The batch proof alongside the state difference, initial and latest state root, is inscribed to Bitcoin.

Sequencer Commitments to Bitcoin

However, batch proof production is not instant since each batch contains thousands of transactions. Sequencer commits a hash to Bitcoin to ensure that the ordering of transactions will not be altered while the batch proof is generated. The commitment hash is the Merkle root of the tree that consists of Citrea soft blocks' hashes. This commitment is inscribed in Bitcoin. Since changing the ordering of any transaction will cause a different block hash, hence a different commitment, it can assure that the ordering hasn't changed. 

Where it becomes unique: Blockspace Proving

Blockspace proving is one of the key attributes of Citrea, invented by and used from Sovereign SDK. Blockspace proving is necessary for ensuring that forced transactions are completely and correctly included into state transition and generating batch proofs according to the sequencer commitment. Blockspace proving circuit also allows users and the validating bridge, Clementine, to confirm Citrea’s state without the need to set-up a full node by aggregating batch proofs and distributing it.

Forced transactions are transactions that users want to inscribe to Bitcoin. If forced transactions are not included into a Citrea block for a predetermined time period, proof generation, thus rollup itself halts and sequencer gets slashed. This architecture gives Citrea the same level of censorship-resistance as Bitcoin. 

To ensure that these attributes work the way intended, blockspace proving circuit scans Bitcoin blocks and extracts certain information such as sequencer commitments, state roots, batch proofs and forced transactions. The prover also checks whether the Citrea transactions are completely and correctly included in the batch by utilizing inclusion and soundness proofs.

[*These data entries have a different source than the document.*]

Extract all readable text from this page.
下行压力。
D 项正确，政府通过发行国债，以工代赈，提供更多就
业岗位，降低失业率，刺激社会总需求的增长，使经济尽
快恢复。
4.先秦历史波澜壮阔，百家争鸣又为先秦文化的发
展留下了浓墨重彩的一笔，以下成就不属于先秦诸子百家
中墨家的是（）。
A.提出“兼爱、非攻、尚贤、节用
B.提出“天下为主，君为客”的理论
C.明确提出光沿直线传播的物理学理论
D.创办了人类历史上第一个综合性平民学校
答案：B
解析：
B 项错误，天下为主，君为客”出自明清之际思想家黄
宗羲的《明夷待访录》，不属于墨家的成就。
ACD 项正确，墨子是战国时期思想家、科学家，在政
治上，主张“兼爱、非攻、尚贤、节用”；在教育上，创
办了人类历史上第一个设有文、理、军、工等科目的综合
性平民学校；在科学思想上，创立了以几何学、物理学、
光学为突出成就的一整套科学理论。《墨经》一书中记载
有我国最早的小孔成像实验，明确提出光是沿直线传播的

In batch proofs, the Prover asserts the validity of the state root. Attesting to the accuracy of batch proofs is sufficient for verifying the validity of state roots. Thanks to blockspace proving, batch proof circuit extracts sequencer commitments from Bitcoin block trustlessly and asserts ordering of the input batch is unaltered. 

Conclusion

Citrea fully relies on Bitcoin for batch sequencing and liveness. Citrea’s distinctive proving mechanism is configured to scan every single Bitcoin block, without skipping, and verifies the proofs in the circuit. This architecture is carefully designed to inherit Bitcoin’s censorship resistance, data availability guarantees and validity via BitVM, making Citrea the only scalability solution that is strictly tied to Bitcoin.